L'une des étapes les plus délicates et importantes de l'édition d'un livre n'est autre que ce qu'on appelle la “révision-correction”. Contrairement aux idées reçues, elle dépasse largement la seule question de l'orthographe, en s'attachant aussi à la ponctuation, à la typographie et au style. Songez aux dialogues, avec leurs tirets, guillemets et autres subtilités ; à l'emplacement des virgules, parfois complexe ; aux points d'exclamation, d'interrogation et leurs espaces qui doivent rester insécables ; aux majuscules (capitales, celles-ci !), j'en passe et des meilleures (oui, au féminin, ces meilleures).
Après les multiples relectures d'un texte, il faut accepter… l'imperfection.
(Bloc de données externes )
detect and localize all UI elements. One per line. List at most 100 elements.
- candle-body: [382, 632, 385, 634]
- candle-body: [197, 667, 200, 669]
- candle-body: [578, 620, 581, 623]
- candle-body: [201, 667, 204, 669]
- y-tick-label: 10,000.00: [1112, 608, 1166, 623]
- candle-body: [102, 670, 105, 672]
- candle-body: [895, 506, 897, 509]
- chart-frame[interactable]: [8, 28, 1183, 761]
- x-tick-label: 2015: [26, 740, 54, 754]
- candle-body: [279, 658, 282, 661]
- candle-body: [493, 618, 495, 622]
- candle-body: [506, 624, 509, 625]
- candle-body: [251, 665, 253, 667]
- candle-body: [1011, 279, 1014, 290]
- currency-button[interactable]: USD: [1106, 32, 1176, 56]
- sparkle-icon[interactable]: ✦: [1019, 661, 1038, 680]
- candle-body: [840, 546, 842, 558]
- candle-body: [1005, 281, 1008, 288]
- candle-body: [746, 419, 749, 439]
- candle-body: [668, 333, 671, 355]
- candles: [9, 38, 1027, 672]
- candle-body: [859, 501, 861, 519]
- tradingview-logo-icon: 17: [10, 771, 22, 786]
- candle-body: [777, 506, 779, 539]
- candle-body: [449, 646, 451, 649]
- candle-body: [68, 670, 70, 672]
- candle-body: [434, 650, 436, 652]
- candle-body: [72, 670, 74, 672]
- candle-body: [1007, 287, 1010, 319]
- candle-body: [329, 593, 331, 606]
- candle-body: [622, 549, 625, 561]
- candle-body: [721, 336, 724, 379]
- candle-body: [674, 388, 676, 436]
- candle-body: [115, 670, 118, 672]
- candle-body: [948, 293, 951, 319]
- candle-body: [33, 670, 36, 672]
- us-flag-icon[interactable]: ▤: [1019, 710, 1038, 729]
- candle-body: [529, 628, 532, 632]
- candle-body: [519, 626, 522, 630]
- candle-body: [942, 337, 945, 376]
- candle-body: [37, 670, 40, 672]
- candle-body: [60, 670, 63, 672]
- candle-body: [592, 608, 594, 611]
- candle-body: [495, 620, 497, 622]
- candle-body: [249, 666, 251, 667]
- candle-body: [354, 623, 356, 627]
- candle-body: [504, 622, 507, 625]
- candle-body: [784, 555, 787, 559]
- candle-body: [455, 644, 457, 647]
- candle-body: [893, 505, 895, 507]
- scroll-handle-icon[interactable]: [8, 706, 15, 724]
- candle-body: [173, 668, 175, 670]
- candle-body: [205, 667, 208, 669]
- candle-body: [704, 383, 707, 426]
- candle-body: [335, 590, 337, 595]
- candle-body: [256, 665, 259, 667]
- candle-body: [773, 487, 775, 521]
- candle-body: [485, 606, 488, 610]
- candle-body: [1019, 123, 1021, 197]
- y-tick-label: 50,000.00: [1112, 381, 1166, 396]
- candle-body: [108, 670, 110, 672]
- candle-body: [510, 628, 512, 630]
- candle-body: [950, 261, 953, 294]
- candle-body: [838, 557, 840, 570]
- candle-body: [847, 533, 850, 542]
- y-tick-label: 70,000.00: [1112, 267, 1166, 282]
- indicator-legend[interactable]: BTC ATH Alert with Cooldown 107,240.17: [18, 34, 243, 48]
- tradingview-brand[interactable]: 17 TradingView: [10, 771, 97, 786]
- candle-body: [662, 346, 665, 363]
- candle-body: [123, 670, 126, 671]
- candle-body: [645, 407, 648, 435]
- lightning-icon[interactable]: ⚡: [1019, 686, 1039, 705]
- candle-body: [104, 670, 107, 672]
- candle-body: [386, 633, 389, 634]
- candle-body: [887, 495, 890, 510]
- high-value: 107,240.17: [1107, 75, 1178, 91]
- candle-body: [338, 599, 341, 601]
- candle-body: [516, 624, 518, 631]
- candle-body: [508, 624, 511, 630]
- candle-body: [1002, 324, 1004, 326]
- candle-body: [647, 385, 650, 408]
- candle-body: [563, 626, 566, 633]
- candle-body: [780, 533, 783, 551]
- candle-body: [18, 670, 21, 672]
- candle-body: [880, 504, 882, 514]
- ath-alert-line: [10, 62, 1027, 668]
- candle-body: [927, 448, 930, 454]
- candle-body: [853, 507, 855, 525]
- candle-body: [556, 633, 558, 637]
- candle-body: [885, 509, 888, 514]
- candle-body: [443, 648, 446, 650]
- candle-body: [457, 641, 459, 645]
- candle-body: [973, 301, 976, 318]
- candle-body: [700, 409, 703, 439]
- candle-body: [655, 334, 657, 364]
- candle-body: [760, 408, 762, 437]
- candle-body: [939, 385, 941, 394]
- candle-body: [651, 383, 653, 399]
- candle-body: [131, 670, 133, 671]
Rien de plus vexant, après des centaines (voire des milliers) de corrections de laisser passer telle ou telle erreur, bien souvent parmi les plus simples à détecter, ce qu'une lectrice ou un lecteur vous fera remarquer, non sans cruauté.
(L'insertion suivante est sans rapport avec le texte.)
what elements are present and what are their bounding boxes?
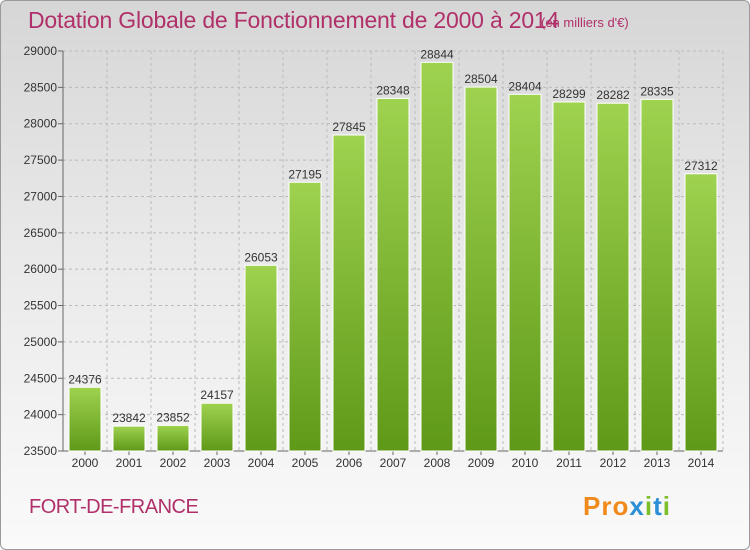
y-tick-label: 25000 xyxy=(24,335,58,349)
bar-2009 xyxy=(464,86,498,452)
data-labels: 24376 23842 23852 24157 26053 27195 27845 28348… xyxy=(68,47,718,425)
logo-letter: i xyxy=(662,491,671,521)
data-label-2011: 28299 xyxy=(552,87,586,101)
bar-2012 xyxy=(596,102,630,452)
bar-2004 xyxy=(244,264,278,452)
x-tick-label-2014: 2014 xyxy=(688,456,715,470)
x-tick-label-2008: 2008 xyxy=(424,456,451,470)
data-label-2005: 27195 xyxy=(288,167,322,181)
y-tick-label: 24500 xyxy=(24,371,58,385)
data-label-2008: 28844 xyxy=(420,47,454,61)
data-label-2003: 24157 xyxy=(200,388,234,402)
tick-labels: 23500 24000 24500 25000 25500 26000 26500 27000… xyxy=(24,44,715,470)
y-tick-label: 29000 xyxy=(24,44,58,58)
bar-2013 xyxy=(640,98,674,452)
bar-2014 xyxy=(684,173,718,452)
x-tick-label-2010: 2010 xyxy=(512,456,539,470)
x-tick-label-2004: 2004 xyxy=(248,456,275,470)
bar-2007 xyxy=(376,97,410,452)
x-tick-label-2013: 2013 xyxy=(644,456,671,470)
data-label-2007: 28348 xyxy=(376,83,410,97)
bar-2000 xyxy=(68,386,102,452)
logo-letter: x xyxy=(629,491,645,521)
x-tick-label-2009: 2009 xyxy=(468,456,495,470)
y-tick-label: 26500 xyxy=(24,226,58,240)
logo-letter: i xyxy=(644,491,654,521)
logo-letter: P xyxy=(583,491,602,521)
data-label-2002: 23852 xyxy=(156,410,190,424)
chart-subtitle: (en milliers d'€) xyxy=(541,15,629,30)
bar-2003 xyxy=(200,402,234,452)
bar-2005 xyxy=(288,181,322,452)
bar-2002 xyxy=(156,424,190,452)
data-label-2006: 27845 xyxy=(332,120,366,134)
logo-letter: t xyxy=(653,491,663,521)
x-tick-label-2000: 2000 xyxy=(72,456,99,470)
x-tick-label-2012: 2012 xyxy=(600,456,627,470)
bar-2006 xyxy=(332,134,366,452)
y-tick-label: 25500 xyxy=(24,299,58,313)
y-tick-label: 28000 xyxy=(24,117,58,131)
x-tick-label-2011: 2011 xyxy=(556,456,582,470)
y-tick-label: 23500 xyxy=(24,444,58,458)
data-label-2009: 28504 xyxy=(464,72,498,86)
bar-2008 xyxy=(420,61,454,452)
y-tick-label: 26000 xyxy=(24,262,58,276)
x-tick-label-2007: 2007 xyxy=(380,456,407,470)
x-tick-label-2002: 2002 xyxy=(160,456,187,470)
x-tick-label-2005: 2005 xyxy=(292,456,319,470)
data-label-2004: 26053 xyxy=(244,250,278,264)
chart-title: Dotation Globale de Fonctionnement de 20… xyxy=(28,7,560,33)
data-label-2000: 24376 xyxy=(68,372,102,386)
y-tick-label: 28500 xyxy=(24,80,58,94)
logo-letter: o xyxy=(612,491,630,521)
data-label-2013: 28335 xyxy=(640,84,674,98)
y-tick-label: 24000 xyxy=(24,408,58,422)
city-name: FORT-DE-FRANCE xyxy=(29,496,199,518)
bar-2001 xyxy=(112,425,146,452)
proxiti-logo[interactable]: Proxiti xyxy=(583,491,671,522)
data-label-2010: 28404 xyxy=(508,79,542,93)
x-tick-label-2001: 2001 xyxy=(116,456,143,470)
x-tick-label-2003: 2003 xyxy=(204,456,231,470)
y-tick-label: 27000 xyxy=(24,189,58,203)
data-label-2014: 27312 xyxy=(684,159,718,173)
data-label-2012: 28282 xyxy=(596,88,630,102)
bar-2011 xyxy=(552,101,586,452)
x-tick-label-2006: 2006 xyxy=(336,456,363,470)
bars xyxy=(68,61,718,452)
y-tick-label: 27500 xyxy=(24,153,58,167)
logo-letter: r xyxy=(601,491,613,521)
data-label-2001: 23842 xyxy=(112,411,146,425)
bar-2010 xyxy=(508,93,542,452)
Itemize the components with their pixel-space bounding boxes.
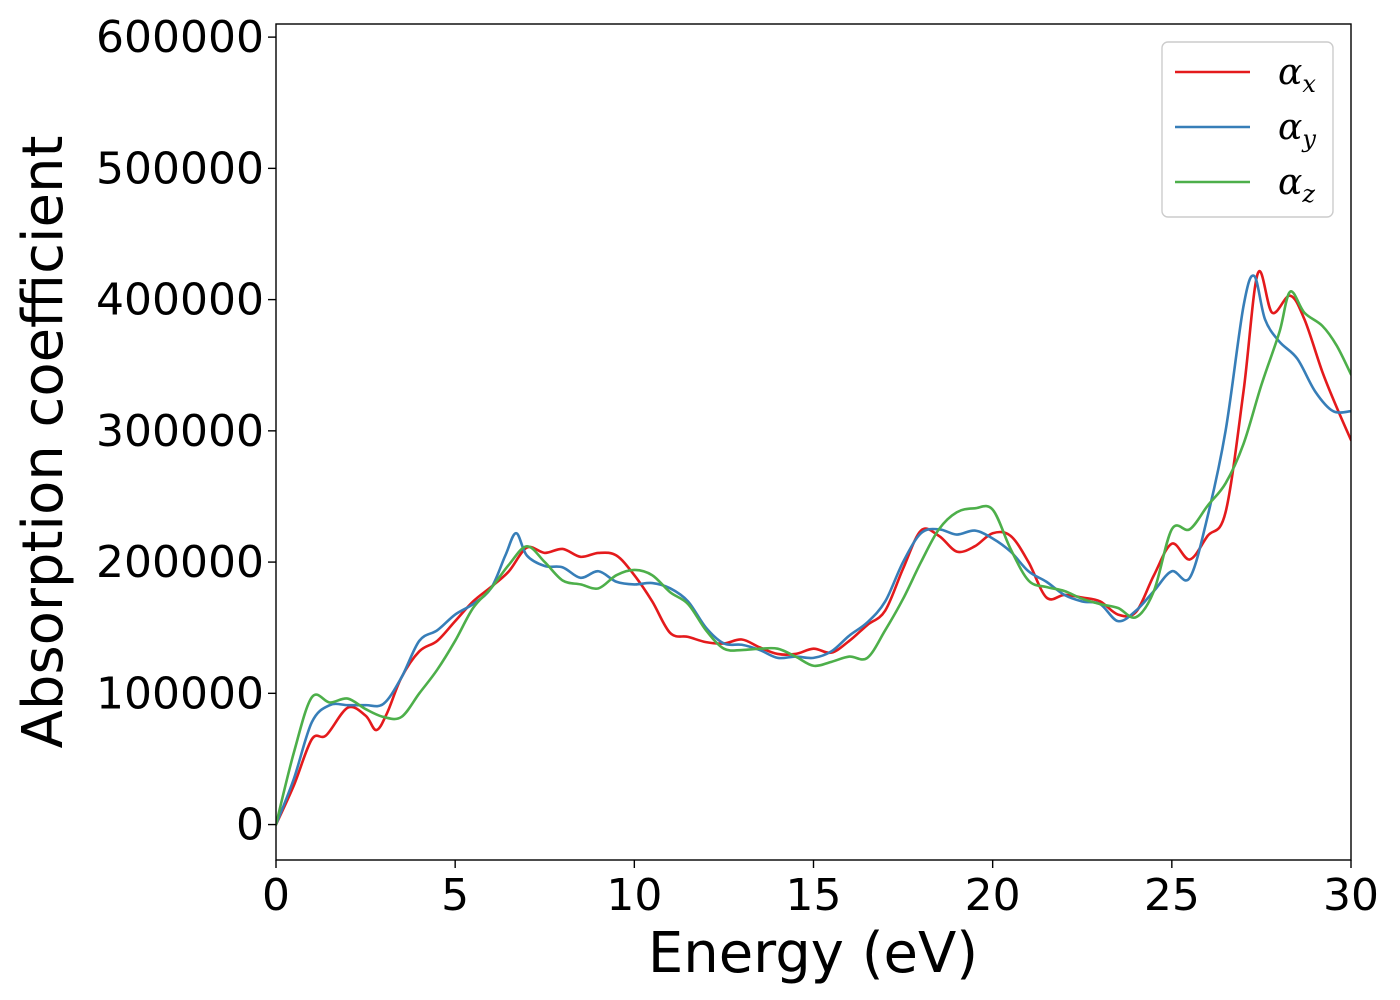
- y-tick-label: 400000: [96, 275, 264, 326]
- y-tick-label: 300000: [96, 406, 264, 457]
- y-tick-label: 100000: [96, 668, 264, 719]
- legend-label-symbol: α: [1278, 162, 1302, 203]
- y-axis: 0 100000 200000 300000 400000 500000 600000: [96, 12, 276, 851]
- y-tick-label: 600000: [96, 12, 264, 63]
- y-tick-label: 200000: [96, 537, 264, 588]
- series-line-alpha-z: [276, 290, 1351, 826]
- legend-label-alpha-x: αx: [1278, 52, 1316, 98]
- legend-label-symbol: α: [1278, 107, 1302, 148]
- x-tick-label: 25: [1144, 870, 1200, 921]
- legend-label-subscript: y: [1301, 125, 1316, 153]
- x-tick-label: 30: [1323, 870, 1379, 921]
- y-tick-label: 500000: [96, 143, 264, 194]
- x-tick-label: 0: [262, 870, 290, 921]
- legend-label-alpha-y: αy: [1278, 107, 1316, 153]
- series-line-alpha-y: [276, 274, 1351, 826]
- x-tick-label: 5: [441, 870, 469, 921]
- y-axis-title: Absorption coefficient: [11, 136, 76, 749]
- legend-label-subscript: x: [1302, 70, 1316, 98]
- legend-frame: [1161, 41, 1334, 218]
- legend-label-subscript: z: [1301, 180, 1315, 208]
- legend-label-symbol: α: [1278, 52, 1302, 93]
- x-tick-label: 15: [786, 870, 842, 921]
- y-tick-label: 0: [236, 800, 264, 851]
- x-axis: 0 5 10 15 20 25 30: [262, 860, 1379, 921]
- x-axis-title: Energy (eV): [648, 921, 978, 986]
- x-tick-label: 20: [965, 870, 1021, 921]
- x-tick-label: 10: [606, 870, 662, 921]
- series-line-alpha-x: [276, 269, 1351, 826]
- legend-label-alpha-z: αz: [1278, 162, 1315, 208]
Un exemple avec cet extrait d'un livre de la collection Totem (Gallmeister), une collection qui se distingue par la très grande qualité de sa conception, que ce soit les couvertures, la mise en pages, la typographie (très lisible). À la page 279 du roman 2034, une dystopie stratégique dramatique d'Elliot Ackerman et James Stavridis, on découvre la coquille “classique parmi les classiques” – je la corrige dans presque tous les textes des Éditions AO : la confusion entre la “tâche” (travail) et la “tache” (marque salissante). Une question de circonflexe, assez rétive aux correcteurs logiciels.
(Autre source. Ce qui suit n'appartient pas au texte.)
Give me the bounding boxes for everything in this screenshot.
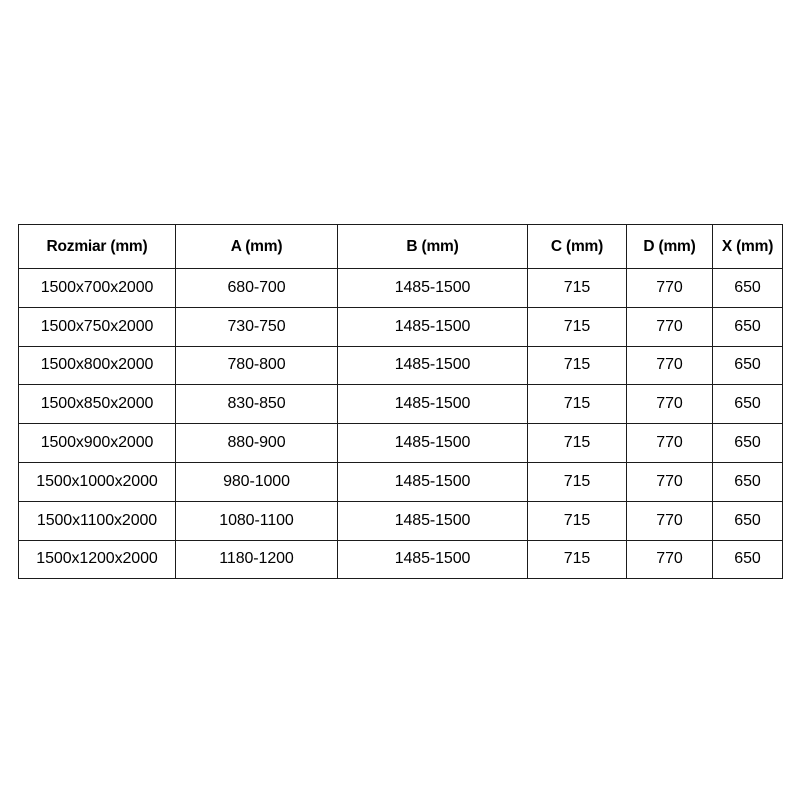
cell-a: 1080-1100 xyxy=(175,500,338,541)
table-row: 1500x850x2000 830-850 1485-1500 715 770 650 xyxy=(18,384,783,425)
dimensions-table-container: Rozmiar (mm) A (mm) B (mm) C (mm) D (mm)… xyxy=(18,224,783,580)
column-header-size: Rozmiar (mm) xyxy=(18,224,176,269)
table-row: 1500x700x2000 680-700 1485-1500 715 770 650 xyxy=(18,268,783,308)
cell-c: 715 xyxy=(527,539,627,580)
table-row: 1500x800x2000 780-800 1485-1500 715 770 650 xyxy=(18,345,783,386)
cell-d: 770 xyxy=(626,268,713,308)
dimensions-table: Rozmiar (mm) A (mm) B (mm) C (mm) D (mm)… xyxy=(18,224,783,580)
column-header-d: D (mm) xyxy=(626,224,713,269)
cell-c: 715 xyxy=(527,461,627,502)
cell-x: 650 xyxy=(712,539,783,580)
cell-size: 1500x1000x2000 xyxy=(18,461,176,502)
cell-x: 650 xyxy=(712,461,783,502)
cell-b: 1485-1500 xyxy=(337,423,528,463)
cell-size: 1500x850x2000 xyxy=(18,384,176,425)
cell-b: 1485-1500 xyxy=(337,384,528,425)
cell-a: 730-750 xyxy=(175,306,338,347)
cell-d: 770 xyxy=(626,384,713,425)
cell-x: 650 xyxy=(712,384,783,425)
column-header-a: A (mm) xyxy=(175,224,338,269)
cell-x: 650 xyxy=(712,423,783,463)
cell-c: 715 xyxy=(527,500,627,541)
cell-b: 1485-1500 xyxy=(337,500,528,541)
cell-d: 770 xyxy=(626,306,713,347)
cell-d: 770 xyxy=(626,500,713,541)
cell-d: 770 xyxy=(626,345,713,386)
cell-x: 650 xyxy=(712,500,783,541)
column-header-x: X (mm) xyxy=(712,224,783,269)
cell-a: 980-1000 xyxy=(175,461,338,502)
cell-x: 650 xyxy=(712,345,783,386)
cell-size: 1500x750x2000 xyxy=(18,306,176,347)
cell-a: 880-900 xyxy=(175,423,338,463)
cell-b: 1485-1500 xyxy=(337,306,528,347)
table-header: Rozmiar (mm) A (mm) B (mm) C (mm) D (mm)… xyxy=(18,224,783,269)
table-row: 1500x1100x2000 1080-1100 1485-1500 715 770 65… xyxy=(18,500,783,541)
cell-d: 770 xyxy=(626,539,713,580)
cell-x: 650 xyxy=(712,306,783,347)
cell-x: 650 xyxy=(712,268,783,308)
cell-b: 1485-1500 xyxy=(337,268,528,308)
cell-b: 1485-1500 xyxy=(337,539,528,580)
cell-b: 1485-1500 xyxy=(337,345,528,386)
cell-c: 715 xyxy=(527,345,627,386)
cell-a: 780-800 xyxy=(175,345,338,386)
table-row: 1500x1200x2000 1180-1200 1485-1500 715 770 65… xyxy=(18,539,783,580)
cell-a: 1180-1200 xyxy=(175,539,338,580)
column-header-b: B (mm) xyxy=(337,224,528,269)
column-header-c: C (mm) xyxy=(527,224,627,269)
cell-c: 715 xyxy=(527,268,627,308)
cell-a: 680-700 xyxy=(175,268,338,308)
table-row: 1500x900x2000 880-900 1485-1500 715 770 650 xyxy=(18,423,783,463)
cell-d: 770 xyxy=(626,461,713,502)
cell-c: 715 xyxy=(527,306,627,347)
cell-c: 715 xyxy=(527,384,627,425)
cell-size: 1500x1100x2000 xyxy=(18,500,176,541)
cell-size: 1500x900x2000 xyxy=(18,423,176,463)
cell-a: 830-850 xyxy=(175,384,338,425)
cell-d: 770 xyxy=(626,423,713,463)
cell-b: 1485-1500 xyxy=(337,461,528,502)
table-header-row: Rozmiar (mm) A (mm) B (mm) C (mm) D (mm)… xyxy=(18,224,783,269)
cell-c: 715 xyxy=(527,423,627,463)
cell-size: 1500x1200x2000 xyxy=(18,539,176,580)
table-row: 1500x750x2000 730-750 1485-1500 715 770 650 xyxy=(18,306,783,347)
cell-size: 1500x800x2000 xyxy=(18,345,176,386)
table-body: 1500x700x2000 680-700 1485-1500 715 770 650 15… xyxy=(18,268,783,580)
cell-size: 1500x700x2000 xyxy=(18,268,176,308)
table-row: 1500x1000x2000 980-1000 1485-1500 715 770 650 xyxy=(18,461,783,502)
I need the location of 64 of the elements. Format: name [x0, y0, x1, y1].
Mais il y a encore pire : lors de la réalisation de la couverture d'un livre, obnubilé par son équilibre graphique, ses couleurs, son ordonnancement, on en oublie parfois l'évidence, à savoir relire, vérifier, y compris le titre, que notre œil accoutumé corrige de lui-même tant nous l'avons en tête. C'est ainsi que je dispose d'un véritable collector avec cet exemplaire du roman désopilant de Donald Westlake, Comment voler une banque, l'un des nombreux épisodes de la série Dortmunder. Eh oui, disposé verticalement, le titre placé au dos d'un livre est propice aux fautes de frappe non identifiées… tout autant que les “gros titres” des journaux, pour des raisons voisines :
Le Monde étant certainement le quotidien le mieux relu de toute la presse, voilà qui nous rassure, en quelque sorte. Même les meilleurs peuvent avoir un instant d'inattention ! Conclusion : la perfection n'est pas de ce Monde (en italiques et avec une majuscule).